Question

Question: (III) A \({\bf{7}}{\bf{.7}}\;{\bf{\mu F}}\) capacitor is charged by a 165-V battery (Fig. 17–43a) and then is disconnected from the battery. When this capacitor \(\left( {{{\bf{C}}_{\bf{1}}}} \right)\) is then connected (Fig. 17–43b) to a second (initially uncharged) capacitor, the final voltage on each capacitor is 15 V. What is the value of \({{\bf{C}}_{\bf{2}}}\)? (Hint: Charge is conserved.)

Short answer

The value of capacitor \({C_2}\) is \(77\;\mu {\rm{F}}\).

Step-by-step solution

Understanding the charge on a capacitor.

A capacitor is a charge storage device. When a capacitor is connected to a battery, the charge stored on each plate is equal in magnitude but opposite in sign.

Given data

The capacitance of the first capacitor is,\({C_1} = 7.7\;\mu {\rm{F}}\)

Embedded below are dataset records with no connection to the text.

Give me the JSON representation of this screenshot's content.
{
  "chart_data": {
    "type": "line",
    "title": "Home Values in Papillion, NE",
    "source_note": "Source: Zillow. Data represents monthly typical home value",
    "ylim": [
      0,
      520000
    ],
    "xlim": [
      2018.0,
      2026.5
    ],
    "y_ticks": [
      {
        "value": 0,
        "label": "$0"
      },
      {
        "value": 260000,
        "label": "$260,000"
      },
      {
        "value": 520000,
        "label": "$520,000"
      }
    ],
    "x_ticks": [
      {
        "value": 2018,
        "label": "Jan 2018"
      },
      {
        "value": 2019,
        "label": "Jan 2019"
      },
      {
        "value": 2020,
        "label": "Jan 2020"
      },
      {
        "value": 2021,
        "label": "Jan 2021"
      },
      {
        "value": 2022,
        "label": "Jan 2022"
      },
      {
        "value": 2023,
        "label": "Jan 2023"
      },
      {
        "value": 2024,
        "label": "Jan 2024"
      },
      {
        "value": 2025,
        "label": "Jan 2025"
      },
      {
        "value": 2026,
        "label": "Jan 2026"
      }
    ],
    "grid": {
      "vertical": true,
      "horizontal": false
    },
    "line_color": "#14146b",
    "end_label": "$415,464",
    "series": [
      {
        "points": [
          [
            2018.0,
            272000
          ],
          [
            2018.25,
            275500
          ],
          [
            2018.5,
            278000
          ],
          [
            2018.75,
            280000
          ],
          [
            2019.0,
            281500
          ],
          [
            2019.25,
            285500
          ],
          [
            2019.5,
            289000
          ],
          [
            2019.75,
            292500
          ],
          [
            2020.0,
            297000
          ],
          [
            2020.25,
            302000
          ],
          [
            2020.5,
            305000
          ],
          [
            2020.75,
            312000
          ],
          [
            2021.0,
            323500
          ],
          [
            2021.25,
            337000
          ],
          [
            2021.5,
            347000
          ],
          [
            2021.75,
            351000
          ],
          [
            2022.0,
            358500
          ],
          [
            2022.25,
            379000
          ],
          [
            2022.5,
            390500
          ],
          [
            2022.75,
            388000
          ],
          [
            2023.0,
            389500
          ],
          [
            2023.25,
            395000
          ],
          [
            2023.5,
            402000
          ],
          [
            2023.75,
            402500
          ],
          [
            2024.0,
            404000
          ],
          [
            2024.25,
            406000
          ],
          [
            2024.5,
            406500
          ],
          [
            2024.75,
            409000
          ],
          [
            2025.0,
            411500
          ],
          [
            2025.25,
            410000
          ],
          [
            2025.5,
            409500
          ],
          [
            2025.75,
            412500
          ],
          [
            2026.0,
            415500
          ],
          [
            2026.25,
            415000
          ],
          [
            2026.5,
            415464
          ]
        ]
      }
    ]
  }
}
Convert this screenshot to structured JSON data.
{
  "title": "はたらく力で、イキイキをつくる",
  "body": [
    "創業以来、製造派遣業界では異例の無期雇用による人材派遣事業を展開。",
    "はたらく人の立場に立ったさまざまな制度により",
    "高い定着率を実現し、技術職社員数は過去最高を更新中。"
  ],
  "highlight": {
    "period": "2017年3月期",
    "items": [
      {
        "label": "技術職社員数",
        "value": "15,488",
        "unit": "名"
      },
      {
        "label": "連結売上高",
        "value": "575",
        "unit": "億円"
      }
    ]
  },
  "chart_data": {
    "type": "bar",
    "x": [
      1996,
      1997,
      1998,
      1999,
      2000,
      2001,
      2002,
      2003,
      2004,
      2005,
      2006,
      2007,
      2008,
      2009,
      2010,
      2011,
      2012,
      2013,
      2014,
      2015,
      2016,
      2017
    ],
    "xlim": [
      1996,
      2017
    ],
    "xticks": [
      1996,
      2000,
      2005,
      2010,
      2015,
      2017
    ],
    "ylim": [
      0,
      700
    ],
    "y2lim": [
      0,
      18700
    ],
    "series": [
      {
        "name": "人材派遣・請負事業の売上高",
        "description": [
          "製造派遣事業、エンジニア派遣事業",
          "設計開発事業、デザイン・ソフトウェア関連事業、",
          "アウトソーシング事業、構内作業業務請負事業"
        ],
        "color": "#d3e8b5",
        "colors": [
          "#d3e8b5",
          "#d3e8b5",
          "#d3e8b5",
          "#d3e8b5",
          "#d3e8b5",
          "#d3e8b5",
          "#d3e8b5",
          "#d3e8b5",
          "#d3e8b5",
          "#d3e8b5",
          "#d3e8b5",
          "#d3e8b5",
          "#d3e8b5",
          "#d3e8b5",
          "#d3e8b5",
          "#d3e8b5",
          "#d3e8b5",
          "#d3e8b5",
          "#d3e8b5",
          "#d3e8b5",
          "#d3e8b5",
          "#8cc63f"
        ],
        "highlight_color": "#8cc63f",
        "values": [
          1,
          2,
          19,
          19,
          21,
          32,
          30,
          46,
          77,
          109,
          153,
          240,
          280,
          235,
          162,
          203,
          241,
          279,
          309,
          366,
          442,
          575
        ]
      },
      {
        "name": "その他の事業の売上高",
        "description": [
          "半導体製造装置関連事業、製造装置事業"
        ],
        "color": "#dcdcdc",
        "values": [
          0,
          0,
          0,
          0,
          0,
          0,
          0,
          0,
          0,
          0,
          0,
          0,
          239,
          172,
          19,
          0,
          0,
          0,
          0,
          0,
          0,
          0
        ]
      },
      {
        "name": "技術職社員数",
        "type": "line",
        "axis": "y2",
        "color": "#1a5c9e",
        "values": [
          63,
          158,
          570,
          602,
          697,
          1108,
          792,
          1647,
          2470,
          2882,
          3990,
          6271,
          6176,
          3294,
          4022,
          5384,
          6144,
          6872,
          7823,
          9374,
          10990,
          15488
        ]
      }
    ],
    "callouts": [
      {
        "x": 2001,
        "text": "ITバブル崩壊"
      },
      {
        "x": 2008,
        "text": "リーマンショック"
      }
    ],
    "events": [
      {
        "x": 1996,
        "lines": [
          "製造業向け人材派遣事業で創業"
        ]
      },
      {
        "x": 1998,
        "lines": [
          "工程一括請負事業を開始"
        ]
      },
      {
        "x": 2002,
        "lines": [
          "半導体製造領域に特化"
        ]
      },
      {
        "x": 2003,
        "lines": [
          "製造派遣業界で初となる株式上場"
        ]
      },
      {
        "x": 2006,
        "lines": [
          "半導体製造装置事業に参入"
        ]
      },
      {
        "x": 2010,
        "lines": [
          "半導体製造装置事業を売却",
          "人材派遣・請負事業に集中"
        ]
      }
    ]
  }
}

The potential across the first capacitor is,\({V_1} = 165\;{\rm{V}}\)

The final voltage on each capacitor is, \(V = 15\;{\rm{V}}\)

Determination of the capacitance of the second capacitor

The initial charge on the first capacitor is \({Q_1} = {C_1}{V_1}\).

The initial charge on the second capacitor is, \({Q_2} = 0\).

After joining, the total charge on the capacitors is,

\(\begin{aligned}{c}Q &= {Q_1} + {Q_2}\\ &= {C_1}{V_1} + 0\\ &= {C_1}{V_1}\end{aligned}\)

After joining, the capacitance in the parallel combination is,

\(C = {C_1} + {C_2}\)

The final potential difference across each capacitor is given as:

\(\begin{aligned}{c}V &= \frac{Q}{C}\\V &= \frac{{{C_1}{V_1}}}{{{C_1} + {C_2}}}\\{C_1} + {C_2} &= \frac{{{C_1}{V_1}}}{V}\\{C_2} &= \frac{{{C_1}{V_1}}}{V} - {C_1}\end{aligned}\)

Substitute the values in the above expression.

\(\begin{aligned}{c}{C_2} &= \frac{{\left( {7.7\;\mu {\rm{F}}} \right)\left( {165\;{\rm{V}}} \right)}}{{15\;{\rm{V}}}} - \left( {7.7\;\mu {\rm{F}}} \right)\\ &= 77\;\mu {\rm{F}}\end{aligned}\)

Hence, the value of capacitor \({C_2}\) is \(77\;\mu {\rm{F}}\).